Solutions

There are any number of alternative therapies for mental disorders that could be explored. Anatomy of an Epidemic focuses on two programs that have a proven track record of providing superior results.

 

A. Open Dialogue Therapy in Western Lapland for Psychotic Patients

In the Western World, Western Lapland in Finland has adopted a form of care for its psychotic patients that has produced astonishingly good long-term outcomes. At the end of two and five years, eighty percent of first-episode psychotic patients in Western Lapland are either employed or back at school. Only about one third of the patients are ever exposed to antipsychotic medications, and only 20% end up taking the drugs on a continual basis.

1.   Two-Year Outcome in First Episode Psychosis Treated According to an Integrated Model. Is Immediate Neuroleptisation Always Needed? Lehtinen, V. European Psychiatry 15 (2000):312-320.

In this six-center study by Finnish investigators, 43% of the patients in the three experimental groups didn’t receive any antipsychotic medication, and overall, the outcomes for the experimental group “was equal or even somewhat better” than those treated conventionally with drugs. Western Lapland was one of the three experimental sites in this study.

2.   Five-Year Experience of First-Episode Nonaffective Psychosis in Open-Dialogue Approach. Seikkula, J.Psychotherapy Research 16 (2006):214-228.

In this study of open-dialogue therapy in Western Lapland, at the end of five years 82% of  the patients did not have psychotic symptoms, 86% had returned to their studies or were working, and only 14% were on a disability allowance. Only 29% of the patients had ever been exposed to an antipsychotic drug during the five years, and only 17% were on antipsychotics at the end of the study.

3. The Open Dialogue Approach to Acute Psychosis. Seikkula, J. Family Process 42 (2003):403-18.

A review article about open-dialogue therapy.

B. Exercise for Depression

4. Effects of exercise training on older patients with major depression. Blumenthal, J. Archives of Internal Medicine 159 (1999):2349-56.

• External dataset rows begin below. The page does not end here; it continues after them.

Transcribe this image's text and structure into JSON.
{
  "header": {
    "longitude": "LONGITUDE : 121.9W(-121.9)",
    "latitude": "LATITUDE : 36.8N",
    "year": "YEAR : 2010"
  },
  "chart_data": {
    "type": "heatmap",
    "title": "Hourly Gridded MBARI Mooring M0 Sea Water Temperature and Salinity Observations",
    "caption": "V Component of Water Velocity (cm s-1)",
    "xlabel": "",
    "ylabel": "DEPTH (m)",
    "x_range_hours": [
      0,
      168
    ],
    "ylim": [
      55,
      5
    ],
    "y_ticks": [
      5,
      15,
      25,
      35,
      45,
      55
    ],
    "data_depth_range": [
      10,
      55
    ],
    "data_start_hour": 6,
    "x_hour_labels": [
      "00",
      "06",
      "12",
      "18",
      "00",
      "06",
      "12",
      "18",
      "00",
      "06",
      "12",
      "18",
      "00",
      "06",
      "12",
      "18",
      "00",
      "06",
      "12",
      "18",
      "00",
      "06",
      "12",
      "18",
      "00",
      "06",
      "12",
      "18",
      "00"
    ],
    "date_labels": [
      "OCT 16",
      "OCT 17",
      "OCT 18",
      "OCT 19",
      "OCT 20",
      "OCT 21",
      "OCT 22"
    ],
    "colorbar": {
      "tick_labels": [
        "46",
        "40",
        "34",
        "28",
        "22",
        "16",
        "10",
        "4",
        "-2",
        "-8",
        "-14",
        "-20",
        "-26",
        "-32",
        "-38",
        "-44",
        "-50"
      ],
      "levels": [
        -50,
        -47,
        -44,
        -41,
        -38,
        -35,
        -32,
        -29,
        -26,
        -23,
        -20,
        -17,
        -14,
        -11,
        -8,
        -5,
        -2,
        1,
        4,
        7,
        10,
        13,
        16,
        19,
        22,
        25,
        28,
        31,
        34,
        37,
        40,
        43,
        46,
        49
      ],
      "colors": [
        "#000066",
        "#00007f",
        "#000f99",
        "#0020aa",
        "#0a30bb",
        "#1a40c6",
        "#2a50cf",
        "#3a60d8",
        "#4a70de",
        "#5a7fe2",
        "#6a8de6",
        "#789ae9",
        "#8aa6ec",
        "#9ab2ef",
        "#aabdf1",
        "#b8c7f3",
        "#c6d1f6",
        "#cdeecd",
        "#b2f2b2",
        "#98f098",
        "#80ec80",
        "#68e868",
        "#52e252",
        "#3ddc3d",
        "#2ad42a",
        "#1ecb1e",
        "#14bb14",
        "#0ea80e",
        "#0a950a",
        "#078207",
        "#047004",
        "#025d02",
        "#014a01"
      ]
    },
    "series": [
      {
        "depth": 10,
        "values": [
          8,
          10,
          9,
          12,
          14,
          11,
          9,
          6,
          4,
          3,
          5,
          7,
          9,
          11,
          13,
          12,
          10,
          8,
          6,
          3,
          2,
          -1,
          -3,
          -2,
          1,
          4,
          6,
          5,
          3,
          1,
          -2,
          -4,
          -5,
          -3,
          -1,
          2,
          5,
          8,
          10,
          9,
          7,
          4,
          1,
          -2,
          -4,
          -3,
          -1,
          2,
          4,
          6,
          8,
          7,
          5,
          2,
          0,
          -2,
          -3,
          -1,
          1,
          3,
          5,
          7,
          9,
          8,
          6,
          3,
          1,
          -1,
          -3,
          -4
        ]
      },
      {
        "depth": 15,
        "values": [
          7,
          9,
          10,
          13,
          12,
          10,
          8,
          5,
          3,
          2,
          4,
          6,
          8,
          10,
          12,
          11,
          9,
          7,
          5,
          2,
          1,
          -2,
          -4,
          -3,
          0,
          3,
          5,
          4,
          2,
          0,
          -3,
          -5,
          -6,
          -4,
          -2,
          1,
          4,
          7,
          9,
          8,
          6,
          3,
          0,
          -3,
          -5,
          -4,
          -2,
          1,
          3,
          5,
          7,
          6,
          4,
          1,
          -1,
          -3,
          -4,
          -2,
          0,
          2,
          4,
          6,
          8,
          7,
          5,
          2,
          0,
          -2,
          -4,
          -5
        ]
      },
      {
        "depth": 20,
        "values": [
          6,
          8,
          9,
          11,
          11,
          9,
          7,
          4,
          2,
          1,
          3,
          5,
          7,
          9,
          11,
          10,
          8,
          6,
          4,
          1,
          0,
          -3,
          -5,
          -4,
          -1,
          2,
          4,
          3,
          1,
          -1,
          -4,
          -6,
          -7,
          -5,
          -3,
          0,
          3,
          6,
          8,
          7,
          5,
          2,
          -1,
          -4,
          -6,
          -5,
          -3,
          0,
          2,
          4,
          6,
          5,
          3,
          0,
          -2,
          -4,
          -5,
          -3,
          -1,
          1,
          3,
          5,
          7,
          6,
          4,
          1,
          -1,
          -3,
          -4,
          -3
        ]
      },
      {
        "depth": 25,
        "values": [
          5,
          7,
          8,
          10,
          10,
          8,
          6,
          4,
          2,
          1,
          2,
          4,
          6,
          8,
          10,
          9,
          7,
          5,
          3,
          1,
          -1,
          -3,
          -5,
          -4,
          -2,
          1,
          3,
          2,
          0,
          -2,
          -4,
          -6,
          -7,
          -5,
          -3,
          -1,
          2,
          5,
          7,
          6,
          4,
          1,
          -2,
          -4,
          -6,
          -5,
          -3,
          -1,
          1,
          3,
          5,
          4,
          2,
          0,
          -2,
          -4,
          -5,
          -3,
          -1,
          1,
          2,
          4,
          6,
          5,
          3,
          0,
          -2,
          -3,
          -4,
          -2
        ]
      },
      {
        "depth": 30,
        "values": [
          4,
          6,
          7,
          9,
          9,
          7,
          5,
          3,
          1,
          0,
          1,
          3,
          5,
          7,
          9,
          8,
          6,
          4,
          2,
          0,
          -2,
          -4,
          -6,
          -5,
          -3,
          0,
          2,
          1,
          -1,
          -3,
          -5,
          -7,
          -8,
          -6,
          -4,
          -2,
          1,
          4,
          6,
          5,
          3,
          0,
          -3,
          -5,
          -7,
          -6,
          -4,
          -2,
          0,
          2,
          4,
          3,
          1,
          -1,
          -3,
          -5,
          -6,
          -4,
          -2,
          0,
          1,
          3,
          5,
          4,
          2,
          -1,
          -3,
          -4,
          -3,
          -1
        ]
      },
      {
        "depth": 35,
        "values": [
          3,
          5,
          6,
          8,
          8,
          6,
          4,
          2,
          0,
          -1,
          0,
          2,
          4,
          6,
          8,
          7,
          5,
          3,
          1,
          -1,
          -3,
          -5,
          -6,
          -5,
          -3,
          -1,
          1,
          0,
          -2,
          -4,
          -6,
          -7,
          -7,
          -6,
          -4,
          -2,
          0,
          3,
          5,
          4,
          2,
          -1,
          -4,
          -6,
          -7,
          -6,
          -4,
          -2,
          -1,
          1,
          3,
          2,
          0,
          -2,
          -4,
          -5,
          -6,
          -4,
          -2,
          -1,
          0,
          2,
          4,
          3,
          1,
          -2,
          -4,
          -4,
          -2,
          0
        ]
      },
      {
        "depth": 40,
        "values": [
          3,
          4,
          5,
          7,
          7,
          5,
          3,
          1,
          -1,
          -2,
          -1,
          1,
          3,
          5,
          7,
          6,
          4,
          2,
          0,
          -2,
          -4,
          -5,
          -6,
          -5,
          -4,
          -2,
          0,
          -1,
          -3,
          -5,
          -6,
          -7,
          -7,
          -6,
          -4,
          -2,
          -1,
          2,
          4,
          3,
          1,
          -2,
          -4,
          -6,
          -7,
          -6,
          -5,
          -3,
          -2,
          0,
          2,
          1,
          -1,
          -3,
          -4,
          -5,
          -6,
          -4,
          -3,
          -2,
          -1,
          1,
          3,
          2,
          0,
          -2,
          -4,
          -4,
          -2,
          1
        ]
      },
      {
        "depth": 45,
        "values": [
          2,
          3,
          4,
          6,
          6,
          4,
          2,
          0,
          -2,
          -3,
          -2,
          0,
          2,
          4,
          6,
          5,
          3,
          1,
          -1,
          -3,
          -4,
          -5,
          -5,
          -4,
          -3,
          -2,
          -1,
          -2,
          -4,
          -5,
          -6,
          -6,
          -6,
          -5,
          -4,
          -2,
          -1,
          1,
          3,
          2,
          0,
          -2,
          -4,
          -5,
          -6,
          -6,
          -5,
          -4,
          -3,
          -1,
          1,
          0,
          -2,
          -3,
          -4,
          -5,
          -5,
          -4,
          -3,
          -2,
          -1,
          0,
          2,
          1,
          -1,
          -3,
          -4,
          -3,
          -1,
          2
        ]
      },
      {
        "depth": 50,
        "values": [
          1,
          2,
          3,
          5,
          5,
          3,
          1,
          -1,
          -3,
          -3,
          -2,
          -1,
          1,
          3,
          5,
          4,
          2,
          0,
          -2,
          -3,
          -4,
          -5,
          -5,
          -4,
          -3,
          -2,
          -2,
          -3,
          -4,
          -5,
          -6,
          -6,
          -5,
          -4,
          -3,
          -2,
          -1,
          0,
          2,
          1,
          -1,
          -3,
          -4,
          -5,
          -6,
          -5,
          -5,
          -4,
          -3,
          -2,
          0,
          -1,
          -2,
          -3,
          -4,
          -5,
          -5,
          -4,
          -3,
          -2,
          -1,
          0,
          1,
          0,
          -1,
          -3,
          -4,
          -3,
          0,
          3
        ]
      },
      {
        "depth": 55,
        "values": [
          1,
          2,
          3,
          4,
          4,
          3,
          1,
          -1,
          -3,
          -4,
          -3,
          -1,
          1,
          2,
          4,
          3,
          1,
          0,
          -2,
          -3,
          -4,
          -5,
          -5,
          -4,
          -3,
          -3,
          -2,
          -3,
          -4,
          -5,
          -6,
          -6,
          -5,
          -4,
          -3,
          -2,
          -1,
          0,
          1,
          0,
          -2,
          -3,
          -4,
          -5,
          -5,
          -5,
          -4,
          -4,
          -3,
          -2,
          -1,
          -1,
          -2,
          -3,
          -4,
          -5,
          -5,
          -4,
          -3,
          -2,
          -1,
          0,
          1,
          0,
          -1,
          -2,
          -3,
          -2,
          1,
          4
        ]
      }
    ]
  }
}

In this Duke University study, older depressed patients were treated either exercise alone, exercise plus Zoloft, or Zoloft alone, and at the of 16 weeks, those treated with exercise alone were doing as well as the other two groups.

5. Exercise treatment for major depression. Babyak, M. Psychosomatic Medicine 62 (2000):633-8.

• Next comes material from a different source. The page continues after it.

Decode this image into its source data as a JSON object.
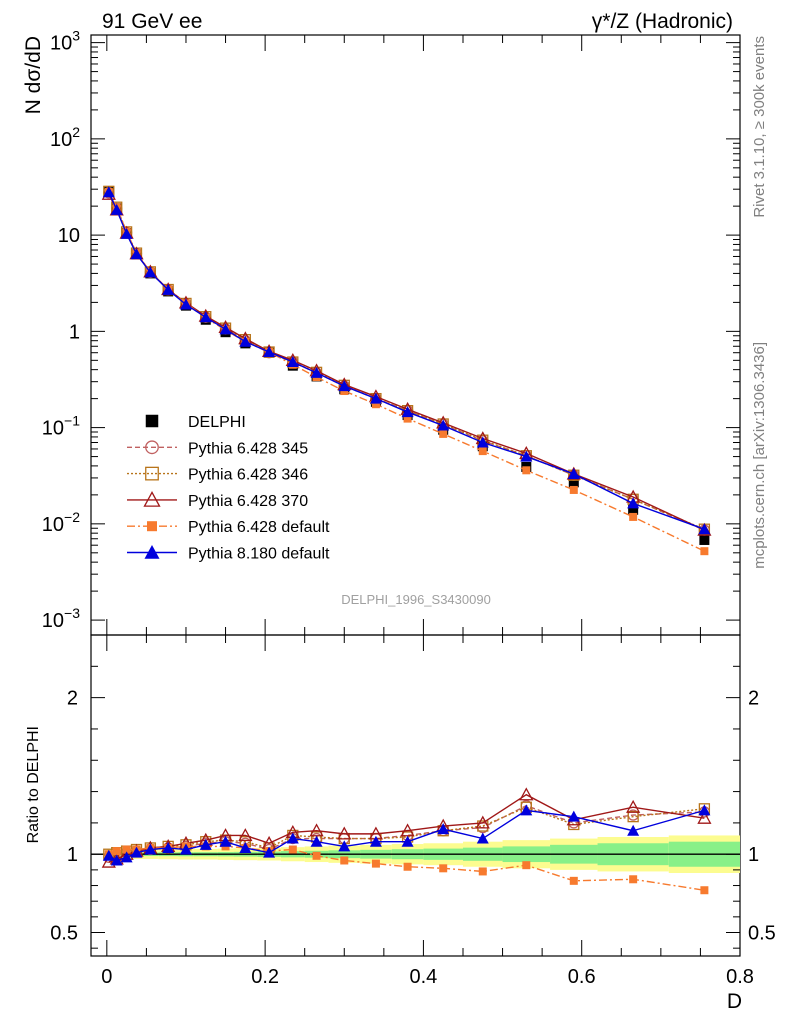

In the Duke study (above), at the end of ten months, the exercise-alone patients had a much better stay-well rate than either of the other two groups.

6. Benefits from aerobic exercise in patients with depression. British Journal of Sports Medicine 35 (2001):114-7.

7. A randomized, controlled study on the effects of a short-term endurance training programme in patients with major depression. Knubben, K. British Journal of Sports Medicine 41 (2007):29-33.

8. Physical activity, exercise, depression and anxiety disorders. Strohle, A. Journal of Neural Transmission 116 (2009):777-84.

These three studies (and others) have shown that exercise produces a “substantial improvement” within six weeks; that its effect size is “large;” and that 70% of all depressed patient respond to an exercise program.